Very cool. My wife watches Market Warriors on PBS so that's where I learned a little bit about Bakelite. Whats it like to turn? Old jewelry stock huh? Like blanks that never made it to processing, that must be tough to find.


----------



## Gary Max (Apr 7, 2013)

I started with enough material to make 4 of these pens------ one blew up the other cracked. Old stock Bakelite can be a PITA to work with.

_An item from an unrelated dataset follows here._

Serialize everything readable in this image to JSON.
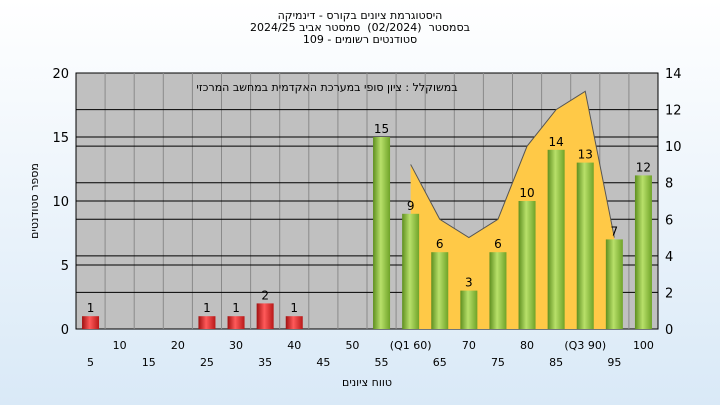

Here's a couple pieces of old jewlery stock----- if I remember right the blue was $26.00 a stick and will make a slim-line pen


----------



## ssgmeader (Apr 7, 2013)

Gary Max said:


> I started with enough material to make 4 of these pens------ one blew up the other cracked. Old stock Bakelite can be a PITA to work with.
> 
> Here's a couple pieces of old jewlery stock----- if I remember right the blue was $26.00 a stick and will make a slim-line pen



Wow that's crazy, talk about a pricey blank.


----------



## rdabpenman (Apr 7, 2013)

Nice coloring in that plastic!
Well done.

Les


----------



## Jdaschel (Apr 7, 2013)

Gary Max said:


> I started with enough material to make 4 of these pens------ one blew up the other cracked. Old stock Bakelite can be a PITA to work with.
> 
> Here's a couple pieces of old jewlery stock----- if I remember right the blue was $26.00 a stick and will make a slim-line pen



Bakelite is very cool. but you can get much cooler plastics for pen making and they are easier to turn for a lot less money and pain. I turned one bakelite pen and had no problems with it. But I would not recommend for people that do not have a lot of acrylic pen turning under their belt.


----------



## ssgmeader (Apr 7, 2013)

Jdaschel said:


> Gary Max said:
> 
> 
> > I started with enough material to make 4 of these pens------ one blew up the other cracked. Old stock Bakelite can be a PITA to work with.
> ...



I think though JD that's the point of Bakelite as a material. It's valued and collectable as a stand alone material, and since to my knowledge it isn't made anymore. It's "vintage" status and scarcity is what gives it value. Yes there's all sorts of neat and new acrylics that turn easier. But people that collect Bakelite for just being Bakelite don't care about that, and believe me there is a large consumer base of collectors that are simply into Bakelite. Here's another way of looking at it, sure I can go buy a new jacket with all space age man made synthetic keep you super warm construction, but some people would prefer a WWII leather bomber jacket, why because it's got character, scarcity, a bit of history and nostalgia.


----------



## Jdaschel (Apr 8, 2013)

ssgmeader said:


> Jdaschel said:
> 
> 
> > Gary Max said:
> ...



yea, woops I forgot to put that into my comment. It is because of the "rare"
factor that people want it so much.


----------